The Academy Awards teach us plenty about the madness of committees and bugger all about decent films. Matthew De Abaitua rounds up their travesties of taste

It's 1942 and Orson Welles becomes the youngest director ever to win an Oscar® , taking the podium to rapturous applause after revolutionising his craft in Citizen Kane. Nearly 20 years later, Alfred Hitchcock finally receives his best director dues for Psycho, in compensation for being passed over five times previously. Leap forward another 30 years, and could that be Kevin Costner sitting glumly by as Martin Scorsese strides up to accept the golden statuette for GoodFellas? If only it could.

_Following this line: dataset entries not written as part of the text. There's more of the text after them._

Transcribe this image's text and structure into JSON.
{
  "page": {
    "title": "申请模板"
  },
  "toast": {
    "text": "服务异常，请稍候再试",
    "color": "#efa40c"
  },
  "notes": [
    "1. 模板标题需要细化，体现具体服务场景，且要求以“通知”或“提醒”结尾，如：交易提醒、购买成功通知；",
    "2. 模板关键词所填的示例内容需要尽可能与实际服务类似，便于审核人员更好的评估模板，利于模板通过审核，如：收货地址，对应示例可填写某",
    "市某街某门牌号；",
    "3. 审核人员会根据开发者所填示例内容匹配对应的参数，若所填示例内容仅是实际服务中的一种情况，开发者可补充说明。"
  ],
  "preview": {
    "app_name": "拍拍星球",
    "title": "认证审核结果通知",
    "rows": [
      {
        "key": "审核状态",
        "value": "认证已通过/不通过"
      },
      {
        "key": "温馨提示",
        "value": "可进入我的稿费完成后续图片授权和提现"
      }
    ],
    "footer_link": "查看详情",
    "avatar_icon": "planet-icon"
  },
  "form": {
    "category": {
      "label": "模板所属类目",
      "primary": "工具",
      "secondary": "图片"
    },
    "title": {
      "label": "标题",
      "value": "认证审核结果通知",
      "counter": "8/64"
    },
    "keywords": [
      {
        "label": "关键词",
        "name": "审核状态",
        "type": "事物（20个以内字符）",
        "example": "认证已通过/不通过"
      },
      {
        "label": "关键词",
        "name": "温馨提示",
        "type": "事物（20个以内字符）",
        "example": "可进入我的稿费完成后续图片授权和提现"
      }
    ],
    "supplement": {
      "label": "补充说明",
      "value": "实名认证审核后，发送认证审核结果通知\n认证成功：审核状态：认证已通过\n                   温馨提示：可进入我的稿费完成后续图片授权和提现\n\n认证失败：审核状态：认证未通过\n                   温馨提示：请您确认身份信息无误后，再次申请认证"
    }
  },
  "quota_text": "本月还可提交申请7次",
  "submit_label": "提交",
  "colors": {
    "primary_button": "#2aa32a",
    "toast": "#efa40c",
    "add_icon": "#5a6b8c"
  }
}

Perhaps there is an alternative reality where all this happened. Unfortunately, in our mundane slice of the multiverse, Orson Welles only bagged half an Oscar® for the script to Citizen Kane and Hitchcock never got that Best Director award. Even worse, Kevin Costner did.



You have to wonder why Hollywood is so exercised about winning an Oscar® when the history of Academy Awards turns up one travesty after another, as mediocrity, mendacity and the middlebrow repeatedly triumph. Who wants to live in a world where Driving Miss Daisy's take on the black American experience is judged more telling than Do The Right Thing? Why did we have the misbegotten luck to end up in the reality where the now largely forgotten Kramer Vs Kramer (ooh, divorce, controversial!) beat Apocalypse Now for Best Picture? Worse, Dennis Hopper didn't even win the award for Best Use Of The Word 'Man' In A Supporting Role.